There is a Japanese aesthetic practice known as kintsugi 金継ぎ, or kintsukuroi 金繕い, that I fell in love with several years ago when I first learned of it in an art course I was taking. It is based on the tradition of wabi-sabi 侘寂 which is a worldview that embraces impermanence and imperfection. It involves taking a broken piece of pottery and repairing it with lacquer mixed with gold or silver. But the repair does not conceal the cracks. On the contrary, it accentuates them to demonstrate their imperfection as beauty.


I’ve thought about this concept a lot over the years, especially in regard to my own life. The tendency in our culture is to feel shame for our brokenness or damage. To be humiliated by our differentness. To be embarrassed by age and infirmity. To obscure our wounds, as if they were never there to begin with. But this concealment has never made sense to me.


We are all imperfect beings, broken by the careless or deliberate actions of others, sometimes by ourselves, sometimes by the world. I believe it is in this imperfection where the potential of beauty lives. Our wounds are cuts sown into the loam of our soul. And it is only in those wounds that seeds can be planted. To expose them to the wrong kind of seed can cause more trauma and heartache. But to hide them completely puts a halt to growth, an end to empathy, and it makes living an empty show of banal conformity.


Our bodies are mortal. From the soft, warm womb they climb up toward the light of day. But after the days of youth have faded, those moments where many of us think we are invincible, those bodies will age and crack and bend to the whims of time and the indifference of the elements. Eventually, the flesh that enwraps our organs will become sallow. Our bones, those unsung heroes of physicality that hold us up every day, will disintegrate to dust.
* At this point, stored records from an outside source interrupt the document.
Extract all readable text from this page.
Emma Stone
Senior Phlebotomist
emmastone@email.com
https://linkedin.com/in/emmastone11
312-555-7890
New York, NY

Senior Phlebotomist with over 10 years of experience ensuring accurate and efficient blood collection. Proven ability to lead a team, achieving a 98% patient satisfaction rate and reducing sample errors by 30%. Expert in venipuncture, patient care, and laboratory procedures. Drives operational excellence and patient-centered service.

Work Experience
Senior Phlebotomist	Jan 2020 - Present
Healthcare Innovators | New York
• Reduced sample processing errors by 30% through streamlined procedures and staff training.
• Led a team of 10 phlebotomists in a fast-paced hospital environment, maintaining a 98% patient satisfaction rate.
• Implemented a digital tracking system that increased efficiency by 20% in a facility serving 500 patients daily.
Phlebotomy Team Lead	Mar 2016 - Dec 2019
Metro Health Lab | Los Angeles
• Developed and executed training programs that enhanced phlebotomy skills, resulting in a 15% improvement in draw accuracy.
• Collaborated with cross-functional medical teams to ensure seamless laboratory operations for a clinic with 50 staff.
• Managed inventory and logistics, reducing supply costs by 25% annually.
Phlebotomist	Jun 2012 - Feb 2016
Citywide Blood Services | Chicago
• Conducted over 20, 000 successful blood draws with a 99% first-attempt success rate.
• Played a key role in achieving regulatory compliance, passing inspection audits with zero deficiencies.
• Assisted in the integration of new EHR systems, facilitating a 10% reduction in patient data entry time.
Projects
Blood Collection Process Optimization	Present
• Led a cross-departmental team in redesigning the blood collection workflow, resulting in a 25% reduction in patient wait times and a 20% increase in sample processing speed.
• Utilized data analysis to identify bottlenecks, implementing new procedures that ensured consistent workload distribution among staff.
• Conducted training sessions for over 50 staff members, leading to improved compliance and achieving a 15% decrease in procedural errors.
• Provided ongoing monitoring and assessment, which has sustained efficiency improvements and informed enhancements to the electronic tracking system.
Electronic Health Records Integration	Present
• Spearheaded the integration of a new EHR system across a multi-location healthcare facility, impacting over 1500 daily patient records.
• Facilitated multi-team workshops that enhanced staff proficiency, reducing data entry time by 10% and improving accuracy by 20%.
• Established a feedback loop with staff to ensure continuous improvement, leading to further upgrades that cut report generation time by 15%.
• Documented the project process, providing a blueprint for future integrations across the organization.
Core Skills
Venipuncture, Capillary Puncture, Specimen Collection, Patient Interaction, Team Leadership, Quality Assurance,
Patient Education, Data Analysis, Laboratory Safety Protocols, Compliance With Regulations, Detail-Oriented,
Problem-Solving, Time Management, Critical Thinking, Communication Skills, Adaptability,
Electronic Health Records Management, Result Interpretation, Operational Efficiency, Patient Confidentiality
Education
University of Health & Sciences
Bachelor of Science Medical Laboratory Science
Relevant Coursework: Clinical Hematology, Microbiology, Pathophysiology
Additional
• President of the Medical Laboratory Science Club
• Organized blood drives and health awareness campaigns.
But this impermanence is also the source of creation. It is eternal. And from brokenness comes something new. The wounds inflicted on us by this life can be mended, but their seams should never be concealed. After all, they are the highest form of beauty. Imperfection allows atoms to marry, genes to descend, and canyons to be carved. From it comes music and art and spoken word. It should gain our greatest gratitude, because without it, we would not even be here to begin with.

Kenn Orphan March 2021

*Title image is a Japanese bowl repaired in the tradition of kintsugi.